Tuesday, 21 December 2010

the bottom of the year

is where we are now:
and we know that in many cultures we light fires and candles and bring greenery into the house at this time, because somewhere deep inside we are not quite sure that the light will ever come back.  And we still do it today.  People who say "oh, Christmas is just an appropriation of the Mithraic cult, which celebrated the birth of the Sun King, whose mother was the Goddess, at the winter solstice" are missing the point.  We do it because, whatever our beliefs, this is not really about belief.  It is not rational.  Today the sun has gone away and we would like it to come back, thank you very much.  Last year sig other and I were in Iceland in late June, when it did not get dark at all, and that was harder to take than endless darkness is - but you would not like either of them to be a permanent state.  And yet near the equator the days are always pretty much the same length.  So are people who live with unchanging length of days different from us who live closer to the poles?  Discuss.


Anonymous said...

Bring me sunshine etc.

Sauti Ndogo said...

When my girlfriend (now wife) first came to the UK (from Nairobi, where the sun always rises/sets at 6.35 a.m. and 6.35 p.m. - plus or minus just a few minutes throughout the year) it was the end of May and she was fascinated to find it still light at 10 p.m.
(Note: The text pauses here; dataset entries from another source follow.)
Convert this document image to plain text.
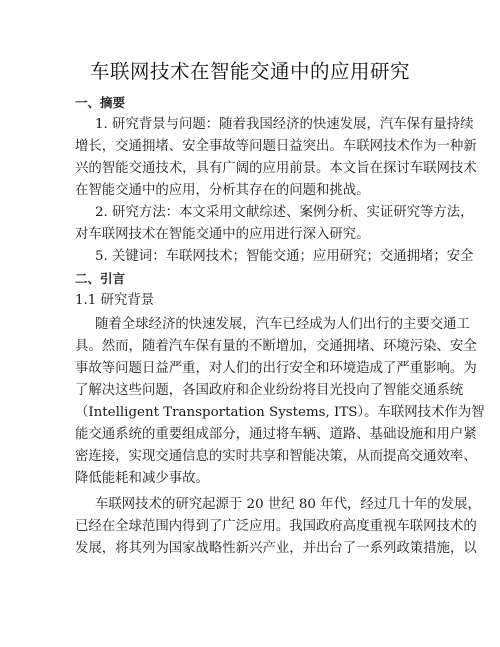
车联网技术在智能交通中的应用研究
一、摘要
1. 研究背景与问题：随着我国经济的快速发展，汽车保有量持续
增长，交通拥堵、安全事故等问题日益突出。车联网技术作为一种新
兴的智能交通技术，具有广阔的应用前景。本文旨在探讨车联网技术
在智能交通中的应用，分析其存在的问题和挑战。
2. 研究方法：本文采用文献综述、案例分析、实证研究等方法，
对车联网技术在智能交通中的应用进行深入研究。
5. 关键词：车联网技术；智能交通；应用研究；交通拥堵；安全
二、引言
1.1 研究背景
随着全球经济的快速发展，汽车已经成为人们出行的主要交通工
具。然而，随着汽车保有量的不断增加，交通拥堵、环境污染、安全
事故等问题日益严重，对人们的出行安全和环境造成了严重影响。为
了解决这些问题，各国政府和企业纷纷将目光投向了智能交通系统
（Intelligent Transportation Systems, ITS）。车联网技术作为智
能交通系统的重要组成部分，通过将车辆、道路、基础设施和用户紧
密连接，实现交通信息的实时共享和智能决策，从而提高交通效率、
降低能耗和减少事故。
车联网技术的研究起源于 20 世纪 80 年代，经过几十年的发展，
已经在全球范围内得到了广泛应用。我国政府高度重视车联网技术的
发展，将其列为国家战略性新兴产业，并出台了一系列政策措施，以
She has since learnt that all places on the earth's surface get six months of light and six months of darkness a year, and so in winter we have to repay all that extra light we borrowed in the summer!

Tanzania's Julius Nyerere thought the extremes of summer and winter in the higher latitudes instilled a discipline in their inhabitants. It taught them to take good advantage of the summer to prepare for the winter ahead. In the tropics, such planning is not needed as much. Some food crops may grow all year round, there's no need to draught-proof your home against winter gales, the same clothes can be worn in all months.

So, to answer your question, perhaps it does make us different.